Forseeability is all about timing. Certainly, if we’re talking about, say, a wedding reception booked last June for a wedding to take place in March 2020 – then COVID-19 is unquestionably an unforeseeable event. No one had ever heard of coronavirus last year, so it wasn’t a known risk. However, if we’re talking about a contract for the sale of a case of toilet paper entered into in late February 2020, things are considerably murkier. Likely though, most contracts entered into prior to mid-February 2020 would likely consider the coronavirus pandemic an unforeseeable event.
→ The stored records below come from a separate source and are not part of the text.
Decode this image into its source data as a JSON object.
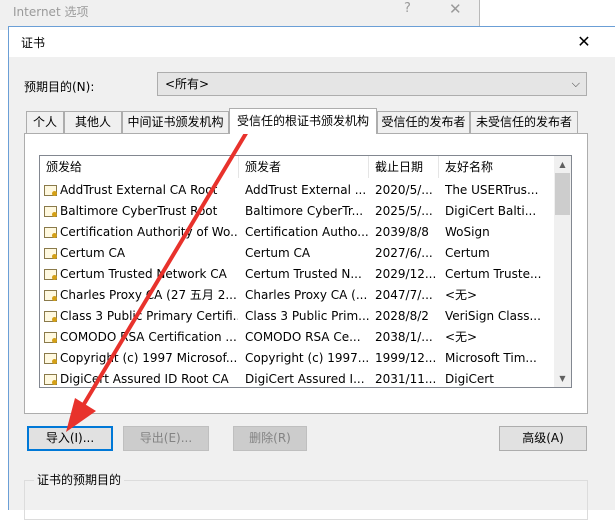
{
  "background_window": {
    "title": "Internet 选项",
    "help": "?",
    "close": "✕"
  },
  "dialog": {
    "title": "证书",
    "close": "✕",
    "purpose_label": "预期目的(N):",
    "purpose_value": "<所有>",
    "tabs": [
      {
        "label": "个人",
        "active": false
      },
      {
        "label": "其他人",
        "active": false
      },
      {
        "label": "中间证书颁发机构",
        "active": false
      },
      {
        "label": "受信任的根证书颁发机构",
        "active": true
      },
      {
        "label": "受信任的发布者",
        "active": false
      },
      {
        "label": "未受信任的发布者",
        "active": false
      }
    ],
    "columns": [
      "颁发给",
      "颁发者",
      "截止日期",
      "友好名称"
    ],
    "rows": [
      [
        "AddTrust External CA Root",
        "AddTrust External ...",
        "2020/5/...",
        "The USERTrus..."
      ],
      [
        "Baltimore CyberTrust Root",
        "Baltimore CyberTr...",
        "2025/5/...",
        "DigiCert Balti..."
      ],
      [
        "Certification Authority of Wo...",
        "Certification Autho...",
        "2039/8/8",
        "WoSign"
      ],
      [
        "Certum CA",
        "Certum CA",
        "2027/6/...",
        "Certum"
      ],
      [
        "Certum Trusted Network CA",
        "Certum Trusted N...",
        "2029/12...",
        "Certum Truste..."
      ],
      [
        "Charles Proxy CA (27 五月 2...",
        "Charles Proxy CA (...",
        "2047/7/...",
        "<无>"
      ],
      [
        "Class 3 Public Primary Certifi...",
        "Class 3 Public Prim...",
        "2028/8/2",
        "VeriSign Class..."
      ],
      [
        "COMODO RSA Certification ...",
        "COMODO RSA Ce...",
        "2038/1/...",
        "<无>"
      ],
      [
        "Copyright (c) 1997 Microsof...",
        "Copyright (c) 1997...",
        "1999/12...",
        "Microsoft Tim..."
      ],
      [
        "DigiCert Assured ID Root CA",
        "DigiCert Assured I...",
        "2031/11...",
        "DigiCert"
      ]
    ],
    "buttons": {
      "import": "导入(I)...",
      "export": "导出(E)...",
      "remove": "删除(R)",
      "advanced": "高级(A)"
    },
    "purpose_group_label": "证书的预期目的"
  },
  "colors": {
    "annotation_arrow": "#e8322c",
    "focus_border": "#0078d7"
  }
}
Lastly, to cancel a contractual obligation (or an entire contract), the performance must be rendered impossible (or at least really, really difficult) because of the force majeure event. So, if we were talking about a contract for a concert pianist to play at Carnegie Hall with the New York Philharmonic, it’s pretty clear that the pandemic will render performance impossible. By contrast, if we were talking about a novelist who contracted with a publisher to deliver chapters of a new book, coronavirus would not directly impact the author in a way that’s likely to cancel the contract. If the parties disagreed as to whether performance was possible, a court would make the determination; given the scope of the fallout of the coronavirus outbreak, courts will likely be answering this portion of the force-majeure question for years to come.
What if your contract doesn’t have a force majeure clause?
If your contract was a simple one, or just didn’t include a specific force majeure clause, the outcome may still be the same. Courts will apply the common-law concepts “impossibility,” “impracticability,” and “frustration of purpose,” and thereby render contracts unenforceable in response to catastrophic events.
Courts tend to be pretty strict with application of these concepts – but again, the seriousness of the Coronavirus outbreak may well be enough to qualify under even the most stringent legal analysis. When performance is “impossible,” a non-performing party will be relieved of their obligation; back to our example of the concert pianist. He literally cannot give a concert if the orchestra cannot play, the audience cannot attend, or the hall cannot open. That’ll work to get both sides out of the contract.
Impracticability focuses more on the economic fallout of an event. For example, let’s say you own a business that sells hand sanitizer and you contracted with a buyer. However, due to the virus outbreak, you could still buy hand sanitizer, but it would cost $1,000 per bottle. No court is going to make you bankrupt yourself in order to make good on your contractual obligations, because it makes no commercial sense to do so.
Frustration of purpose is another get-out-of-contracts tool. This is what a party would claim when it’s technically possible to perform on a contract, but when doing so just makes no sense at all. So if, say, a skywriter had been contracted to write an advertising message in the sky above Coachella. He might still be able to write the message, but without Coachella happening, there’s no point in doing so. A court would likely nullify any obligation to write the message. [Fun fact of my own here — the main case dealing with frustration of purpose comes from English law. Someone rented an apartment along the parade route in order to have a good view of the new king during his coronation procession. The king, however, died before being crowned, so performance on the contract was “possible” but “frustrated.” It’s widely known as the “coronation case” in legal circles… which seems unnervingly close to “corona” if you ask me.
Of course, with any of these defenses to non-performance, there’s always ancillary legal issues of money. If one party gave a deposit, do they get that deposit back? What about other collateral financial fallout? That’s where lawyers and courts come into play. Or at least that’s where they will once the courts reopen.